Somut olayda taraf markalarında aynıyet taşıyan “…….” kelimesi ayırd edici unsur mahiyetindedir ve aynı ve benzer emtia ve hizmetlerde tescilli taraf markaları arasında tüketici nezdinde karıştırma ihtimali doğurmaktadır. dosyaya celbedilen deliller ve alınan raporlarla sabit olduğu üzere davalı markasının bu karıştırma ihtimali ile davacının marka hakkına tecavüz ve haksız rekabet teşkil ettiği tartışmasızdır.
SMK’nun 7/3-e md’sine göre “işaretin(markanın) tic.
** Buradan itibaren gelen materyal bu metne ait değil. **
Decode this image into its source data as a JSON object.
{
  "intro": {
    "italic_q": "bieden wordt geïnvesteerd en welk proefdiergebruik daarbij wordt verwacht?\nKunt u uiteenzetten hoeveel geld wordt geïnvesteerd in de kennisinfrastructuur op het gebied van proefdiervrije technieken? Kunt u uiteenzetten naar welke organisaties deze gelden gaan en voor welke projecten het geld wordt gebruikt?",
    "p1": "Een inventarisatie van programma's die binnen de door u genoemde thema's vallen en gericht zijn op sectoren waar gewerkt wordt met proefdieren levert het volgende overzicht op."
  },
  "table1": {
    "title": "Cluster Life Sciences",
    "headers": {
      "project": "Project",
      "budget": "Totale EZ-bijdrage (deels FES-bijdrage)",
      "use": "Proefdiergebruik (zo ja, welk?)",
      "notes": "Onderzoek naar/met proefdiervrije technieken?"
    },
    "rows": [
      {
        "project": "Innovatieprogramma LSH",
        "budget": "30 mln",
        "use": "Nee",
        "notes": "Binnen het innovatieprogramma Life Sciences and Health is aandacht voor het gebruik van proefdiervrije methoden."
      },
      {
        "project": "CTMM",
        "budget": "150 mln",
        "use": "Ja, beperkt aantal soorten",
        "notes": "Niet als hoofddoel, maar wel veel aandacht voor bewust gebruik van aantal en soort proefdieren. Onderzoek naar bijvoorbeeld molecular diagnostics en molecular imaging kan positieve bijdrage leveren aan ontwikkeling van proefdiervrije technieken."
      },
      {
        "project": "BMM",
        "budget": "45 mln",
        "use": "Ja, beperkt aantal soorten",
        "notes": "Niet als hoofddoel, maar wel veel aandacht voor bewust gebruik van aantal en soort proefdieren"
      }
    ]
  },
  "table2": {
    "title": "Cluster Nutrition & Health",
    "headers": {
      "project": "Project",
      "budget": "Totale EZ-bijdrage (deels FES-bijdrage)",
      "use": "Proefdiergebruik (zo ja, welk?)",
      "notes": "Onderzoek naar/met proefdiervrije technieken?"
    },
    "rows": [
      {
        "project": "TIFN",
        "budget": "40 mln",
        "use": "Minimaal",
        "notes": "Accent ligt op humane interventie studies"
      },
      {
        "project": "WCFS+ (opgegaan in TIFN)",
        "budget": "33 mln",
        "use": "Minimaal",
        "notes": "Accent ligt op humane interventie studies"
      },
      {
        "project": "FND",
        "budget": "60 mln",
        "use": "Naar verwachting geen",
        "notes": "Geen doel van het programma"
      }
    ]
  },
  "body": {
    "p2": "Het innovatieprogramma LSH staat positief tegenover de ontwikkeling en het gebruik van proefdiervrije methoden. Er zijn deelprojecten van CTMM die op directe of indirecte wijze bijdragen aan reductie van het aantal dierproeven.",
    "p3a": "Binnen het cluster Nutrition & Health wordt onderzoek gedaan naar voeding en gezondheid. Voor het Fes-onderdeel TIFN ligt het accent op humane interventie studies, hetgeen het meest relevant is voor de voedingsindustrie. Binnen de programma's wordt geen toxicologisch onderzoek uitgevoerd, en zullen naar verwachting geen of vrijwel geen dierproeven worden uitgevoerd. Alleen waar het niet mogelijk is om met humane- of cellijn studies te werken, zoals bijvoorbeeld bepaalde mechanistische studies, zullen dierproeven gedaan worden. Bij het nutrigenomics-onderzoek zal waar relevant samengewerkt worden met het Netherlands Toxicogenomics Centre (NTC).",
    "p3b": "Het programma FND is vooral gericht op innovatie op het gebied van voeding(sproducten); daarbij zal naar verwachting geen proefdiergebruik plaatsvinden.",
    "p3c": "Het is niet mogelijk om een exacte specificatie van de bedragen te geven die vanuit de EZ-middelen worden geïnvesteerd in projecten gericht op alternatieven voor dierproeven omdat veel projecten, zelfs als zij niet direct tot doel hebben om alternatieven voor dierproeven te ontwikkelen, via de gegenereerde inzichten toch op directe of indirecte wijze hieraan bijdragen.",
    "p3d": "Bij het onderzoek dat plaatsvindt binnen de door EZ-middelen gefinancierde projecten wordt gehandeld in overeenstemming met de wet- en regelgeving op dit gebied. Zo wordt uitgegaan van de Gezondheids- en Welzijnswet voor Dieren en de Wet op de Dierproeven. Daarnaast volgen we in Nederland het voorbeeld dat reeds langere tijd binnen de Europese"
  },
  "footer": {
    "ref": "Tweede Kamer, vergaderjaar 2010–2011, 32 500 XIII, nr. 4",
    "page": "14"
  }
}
Ünvanı ya da işletme adı olarak kullanılması ” marka hakkına tecavüz hallerinden biridir ve marka hakkı sahibine bu fiillerin önlenmesini (terkinini) isteme hakkı doğurur. Somut olayda, davacı markasının davalıya ait ticaret unvanında esas unsur olarak yer aldığı, bu hali ile tecavüz oluşturduğu ve terkin koşullarının bulunduğu anlaşılmış; bu yönden de davanın kabulüne karar verilmiştir.
Her ne kadar davacı yan davalı hakkında HMK’rnun 329/1-2 maddelerinin uygulanmasını da talep etmişse de aslolanın iyiniyet olması, kötü niyeti iddia edenin bu hususu ispat külfeti altında bulunması ve dosyada davalının kötü niyetini ispata yarayacak derecede bir delil sunulmamış olması nedeni ile davacının bu yöndeki talebinin reddine karar verilerek aşağıdaki şekilde hüküm kurulmuştur.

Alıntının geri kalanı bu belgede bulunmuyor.